Siamo a Milano, prima tappa del Giro 2019, nel vivace quartiere di Porta Romana. Prima dell’inizio della programmazione, in tarda mattinata, ci accolgono Agata e Alberto, due dei 9 soci fondatori. Ci posizioniamo nel suggestivo bar, decorato con carta da parati a tema Shining e Twin Peaks, rielaborazioni grafiche di locandine di film e mobili vintage.

Il bar, pensato per chi vuole prendere qualcosa da bere o da mangiare, o semplicemente fermarsi a chiacchierare, è gestito da una società privata mentre della programmazione della sala si occupa l’associazione culturale “Sei Seneca”. Lo spazio ha aperto nel febbraio del 2018 dopo una rimessa a nuovo del luogo e una campagna crowdfunding. Otto mesi dopo sono stati costretti a chiudere a seguito di un’ispezione, per poi riaprire, grazie anche a un grande sostegno ricevuto dagli spettatori e da volti noti del settore, a febbraio 2019.

Al piano di sotto si trovano la biglietteria e la sala, da 74 posti, raggiungibili tramite una scalinata lungo la quale sono appese vecchie locandine che il pubblico, acquistando due biglietti, può avere per “portare a casa un pezzo di cinema”. Trattandosi di un cineclub, le proiezioni sono accessibili previo acquisto della tessera associativa, in vendita a 5€, almeno 24 ore prima.

“La scelta di ogni film ha almeno un motivo dietro”, ci spiega Alberto, che si occupa della programmazione, ed è sempre fatta tenendo conto del loro gusto ma anche di quello del pubblico. Dai documentari ai cortometraggi passati per il Sundance Festival, dal film d’animazione d’autore a Bohemian Rapsody. In una settimana si arriva anche a 40 proiezioni. I film in prima visione sono di distributori indipendenti o prodotti di nicchia, mentre per i film più grande pubblico bisogna aspettare “che ce li diano”. Essendo Milano una città molto concorrenziale, si può aspettare anche mesi prima di poter fare un’opera.

I frequentatori de Il Cinemino sono di vario tipo: nel primo pomeriggio ci sono soprattutto abitanti del quartiere, spesso pensionati che hanno la possibilità, grazie all’iniziativa “CineBau”, di godersi il film in compagnia dei propri cani.
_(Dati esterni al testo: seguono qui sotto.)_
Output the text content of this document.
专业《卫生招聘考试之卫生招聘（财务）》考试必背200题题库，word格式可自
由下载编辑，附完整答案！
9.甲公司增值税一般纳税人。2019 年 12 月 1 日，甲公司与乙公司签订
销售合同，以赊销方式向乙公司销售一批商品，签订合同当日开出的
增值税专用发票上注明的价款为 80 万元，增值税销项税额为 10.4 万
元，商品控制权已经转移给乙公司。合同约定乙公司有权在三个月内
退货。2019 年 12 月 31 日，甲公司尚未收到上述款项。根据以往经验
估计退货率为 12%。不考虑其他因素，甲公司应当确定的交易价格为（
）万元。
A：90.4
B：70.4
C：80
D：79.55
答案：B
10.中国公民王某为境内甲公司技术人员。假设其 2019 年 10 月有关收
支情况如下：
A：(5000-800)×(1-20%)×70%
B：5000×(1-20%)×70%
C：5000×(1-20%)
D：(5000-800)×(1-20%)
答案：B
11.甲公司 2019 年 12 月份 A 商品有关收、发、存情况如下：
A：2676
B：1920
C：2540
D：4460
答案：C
L’atmosfera è accogliente, alcuni passano semplicemente per un saluto. Alla sera spesso la proiezione è abbinata ad incontri con registi o attori, presentazioni di libri, dibattiti. In queste occasioni la sala, così come il bar, è affollata da giovani.

Il team è sensibile al tema della sostenibilità. Un gallone di vetro con acqua è a disposizione all’ingresso, sono state adottate le cannucce di carta e in programma sono stati inseriti diversi documentari a tema, che verranno in futuro proposti alle scuole.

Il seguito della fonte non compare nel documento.